Paul Barrett joined the Center as deputy director in September 2017 after spending more than three decades as a journalist and author focusing on the intersection of business, law, and society. Most recently, Paul worked for 12 years for Bloomberg Businessweek magazine, where he served at different times as the editor of an award-winning investigative team and a writer covering topics such as energy and the environment, military procurement, and the civilian firearm industry. From 1986 to 2005, he wrote for The Wall Street Journal, serving as the newspaper’s Supreme Court correspondent and later as the page one special projects editor.

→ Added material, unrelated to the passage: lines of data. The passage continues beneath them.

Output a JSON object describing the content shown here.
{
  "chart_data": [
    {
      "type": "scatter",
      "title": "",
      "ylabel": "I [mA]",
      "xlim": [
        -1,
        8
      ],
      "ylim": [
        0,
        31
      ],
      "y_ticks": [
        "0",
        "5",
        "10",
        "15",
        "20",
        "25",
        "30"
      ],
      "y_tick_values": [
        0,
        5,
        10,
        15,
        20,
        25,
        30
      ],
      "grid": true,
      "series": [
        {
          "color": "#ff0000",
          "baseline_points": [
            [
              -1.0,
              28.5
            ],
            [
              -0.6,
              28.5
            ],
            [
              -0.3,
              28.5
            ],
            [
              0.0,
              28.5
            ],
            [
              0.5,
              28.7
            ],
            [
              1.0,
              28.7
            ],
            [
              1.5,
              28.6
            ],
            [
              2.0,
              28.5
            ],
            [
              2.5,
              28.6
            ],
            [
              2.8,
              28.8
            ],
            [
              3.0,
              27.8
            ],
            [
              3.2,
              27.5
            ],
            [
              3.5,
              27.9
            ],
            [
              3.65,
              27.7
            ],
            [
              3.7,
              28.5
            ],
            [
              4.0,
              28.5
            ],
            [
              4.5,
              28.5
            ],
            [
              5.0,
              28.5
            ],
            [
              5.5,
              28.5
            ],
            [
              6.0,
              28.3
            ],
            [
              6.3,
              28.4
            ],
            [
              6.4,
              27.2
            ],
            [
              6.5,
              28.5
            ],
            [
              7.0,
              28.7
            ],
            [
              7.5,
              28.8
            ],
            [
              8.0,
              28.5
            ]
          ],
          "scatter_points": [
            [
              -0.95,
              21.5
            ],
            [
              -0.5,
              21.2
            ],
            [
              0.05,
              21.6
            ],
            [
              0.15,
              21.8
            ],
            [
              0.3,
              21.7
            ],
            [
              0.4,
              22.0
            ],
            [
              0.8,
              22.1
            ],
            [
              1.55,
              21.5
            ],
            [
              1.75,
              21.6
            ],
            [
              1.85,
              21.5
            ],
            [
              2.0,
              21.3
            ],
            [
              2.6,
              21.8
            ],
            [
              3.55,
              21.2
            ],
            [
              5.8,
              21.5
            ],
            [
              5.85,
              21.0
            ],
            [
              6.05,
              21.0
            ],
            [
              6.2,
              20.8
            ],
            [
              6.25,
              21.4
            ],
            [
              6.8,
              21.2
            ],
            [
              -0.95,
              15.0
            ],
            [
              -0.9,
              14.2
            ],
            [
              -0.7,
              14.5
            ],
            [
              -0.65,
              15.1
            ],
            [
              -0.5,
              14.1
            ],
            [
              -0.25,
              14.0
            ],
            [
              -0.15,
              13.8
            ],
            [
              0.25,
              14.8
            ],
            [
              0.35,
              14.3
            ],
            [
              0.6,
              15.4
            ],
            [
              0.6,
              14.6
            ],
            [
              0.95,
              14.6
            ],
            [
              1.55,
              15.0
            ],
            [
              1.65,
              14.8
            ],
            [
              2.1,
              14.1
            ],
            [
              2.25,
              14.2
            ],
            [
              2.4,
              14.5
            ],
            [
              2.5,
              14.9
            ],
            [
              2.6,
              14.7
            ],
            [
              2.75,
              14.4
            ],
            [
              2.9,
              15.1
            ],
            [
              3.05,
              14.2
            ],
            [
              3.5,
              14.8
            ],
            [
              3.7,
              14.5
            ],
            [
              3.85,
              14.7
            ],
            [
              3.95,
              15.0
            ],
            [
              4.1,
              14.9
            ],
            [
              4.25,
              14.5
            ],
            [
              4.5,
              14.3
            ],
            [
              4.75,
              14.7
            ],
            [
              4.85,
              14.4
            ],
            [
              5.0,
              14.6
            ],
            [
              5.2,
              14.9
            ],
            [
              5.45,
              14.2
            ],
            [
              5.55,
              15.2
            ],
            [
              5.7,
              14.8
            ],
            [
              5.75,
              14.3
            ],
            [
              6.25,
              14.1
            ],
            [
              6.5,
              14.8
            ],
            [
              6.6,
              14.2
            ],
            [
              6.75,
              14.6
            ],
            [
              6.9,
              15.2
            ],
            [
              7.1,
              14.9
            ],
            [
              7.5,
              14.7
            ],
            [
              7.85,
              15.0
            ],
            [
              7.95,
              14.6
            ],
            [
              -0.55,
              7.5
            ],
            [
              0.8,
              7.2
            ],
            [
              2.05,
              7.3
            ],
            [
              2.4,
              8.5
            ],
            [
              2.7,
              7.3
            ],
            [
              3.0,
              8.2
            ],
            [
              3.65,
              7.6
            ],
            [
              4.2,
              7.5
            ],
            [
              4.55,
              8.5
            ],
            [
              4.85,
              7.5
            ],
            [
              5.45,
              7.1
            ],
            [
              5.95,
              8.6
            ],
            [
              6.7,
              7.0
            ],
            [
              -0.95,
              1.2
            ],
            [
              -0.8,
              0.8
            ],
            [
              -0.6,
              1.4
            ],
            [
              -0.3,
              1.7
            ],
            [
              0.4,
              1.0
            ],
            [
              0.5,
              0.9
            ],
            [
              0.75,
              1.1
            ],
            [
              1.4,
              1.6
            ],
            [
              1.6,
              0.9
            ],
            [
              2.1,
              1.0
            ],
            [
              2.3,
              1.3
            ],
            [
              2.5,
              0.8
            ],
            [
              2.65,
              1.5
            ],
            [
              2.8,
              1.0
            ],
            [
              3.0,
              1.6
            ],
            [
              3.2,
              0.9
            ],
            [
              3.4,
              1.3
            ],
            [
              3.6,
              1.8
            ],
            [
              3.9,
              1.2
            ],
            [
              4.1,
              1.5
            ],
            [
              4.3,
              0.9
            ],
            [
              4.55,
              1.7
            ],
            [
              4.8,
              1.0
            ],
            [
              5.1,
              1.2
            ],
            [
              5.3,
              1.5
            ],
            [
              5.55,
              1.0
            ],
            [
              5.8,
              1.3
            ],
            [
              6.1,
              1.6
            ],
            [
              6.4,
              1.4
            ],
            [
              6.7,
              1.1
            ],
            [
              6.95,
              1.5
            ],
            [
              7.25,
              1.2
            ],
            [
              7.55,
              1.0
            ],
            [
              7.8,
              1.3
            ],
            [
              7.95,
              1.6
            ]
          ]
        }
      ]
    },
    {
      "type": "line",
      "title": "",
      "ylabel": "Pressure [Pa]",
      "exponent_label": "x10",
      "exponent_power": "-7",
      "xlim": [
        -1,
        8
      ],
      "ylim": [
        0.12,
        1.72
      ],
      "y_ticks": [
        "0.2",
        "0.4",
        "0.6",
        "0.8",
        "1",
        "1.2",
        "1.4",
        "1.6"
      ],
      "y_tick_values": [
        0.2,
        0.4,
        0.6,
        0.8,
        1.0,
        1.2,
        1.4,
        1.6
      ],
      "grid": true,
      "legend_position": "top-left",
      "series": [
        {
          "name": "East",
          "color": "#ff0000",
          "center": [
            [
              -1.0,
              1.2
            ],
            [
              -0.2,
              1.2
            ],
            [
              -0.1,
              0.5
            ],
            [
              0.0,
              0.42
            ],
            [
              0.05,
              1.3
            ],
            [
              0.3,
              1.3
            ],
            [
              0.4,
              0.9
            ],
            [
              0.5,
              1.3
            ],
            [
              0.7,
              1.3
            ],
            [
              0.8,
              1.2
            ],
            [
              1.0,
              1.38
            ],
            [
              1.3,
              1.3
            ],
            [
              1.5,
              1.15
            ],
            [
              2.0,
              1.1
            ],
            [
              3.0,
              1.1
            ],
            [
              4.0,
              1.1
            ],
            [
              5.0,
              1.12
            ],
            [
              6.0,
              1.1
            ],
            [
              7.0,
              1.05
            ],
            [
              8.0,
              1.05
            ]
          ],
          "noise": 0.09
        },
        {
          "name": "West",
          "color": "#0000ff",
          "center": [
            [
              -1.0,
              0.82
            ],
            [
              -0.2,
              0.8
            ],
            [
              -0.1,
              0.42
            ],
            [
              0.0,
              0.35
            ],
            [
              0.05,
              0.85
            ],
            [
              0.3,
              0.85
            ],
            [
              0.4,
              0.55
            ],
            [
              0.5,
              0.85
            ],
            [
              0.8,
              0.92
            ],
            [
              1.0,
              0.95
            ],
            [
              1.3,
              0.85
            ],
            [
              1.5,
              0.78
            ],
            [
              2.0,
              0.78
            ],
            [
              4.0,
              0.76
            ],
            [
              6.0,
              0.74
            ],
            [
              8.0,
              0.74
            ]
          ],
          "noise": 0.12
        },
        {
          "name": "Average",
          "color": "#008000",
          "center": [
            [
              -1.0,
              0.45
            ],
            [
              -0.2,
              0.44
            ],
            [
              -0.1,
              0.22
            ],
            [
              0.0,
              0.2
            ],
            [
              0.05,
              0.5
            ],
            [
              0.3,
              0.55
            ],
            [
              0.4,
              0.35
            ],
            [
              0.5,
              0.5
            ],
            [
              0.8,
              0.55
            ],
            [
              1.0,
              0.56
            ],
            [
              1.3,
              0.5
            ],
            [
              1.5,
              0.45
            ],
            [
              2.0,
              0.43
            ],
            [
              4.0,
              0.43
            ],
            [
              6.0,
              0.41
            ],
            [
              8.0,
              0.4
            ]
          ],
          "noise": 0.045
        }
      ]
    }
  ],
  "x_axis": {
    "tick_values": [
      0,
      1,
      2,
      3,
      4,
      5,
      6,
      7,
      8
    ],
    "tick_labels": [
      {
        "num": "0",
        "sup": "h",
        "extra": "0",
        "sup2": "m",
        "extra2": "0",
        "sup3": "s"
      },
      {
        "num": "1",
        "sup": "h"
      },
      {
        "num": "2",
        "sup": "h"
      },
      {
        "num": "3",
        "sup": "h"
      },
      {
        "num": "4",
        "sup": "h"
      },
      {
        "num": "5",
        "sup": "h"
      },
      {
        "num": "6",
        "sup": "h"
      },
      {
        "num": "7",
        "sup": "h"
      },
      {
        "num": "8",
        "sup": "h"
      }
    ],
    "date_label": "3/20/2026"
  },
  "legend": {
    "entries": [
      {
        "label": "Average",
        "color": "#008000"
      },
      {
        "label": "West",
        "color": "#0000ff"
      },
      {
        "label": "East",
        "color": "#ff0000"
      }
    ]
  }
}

Paul is the author of four critically acclaimed nonfiction books, the most recent of which are GLOCK: The Rise of America’s Gun (2012), a New York Times Bestseller, and LAW OF THE JUNGLE: The $19 Billion Legal Battle Over Oil in the Rain Forest and the Lawyer Who’d Stop at Nothing to Win (2014). Both of those books have been optioned for Hollywood movies.
Since 2008, Paul has served as an adjunct professor at New York University School of Law. He co-teaches a seminar called “Law, Economics, and Journalism,” in which students learn to analyze social issues with the tools of those three professions.
Paul has a J.D. from Harvard Law School and an A.B. from Harvard College.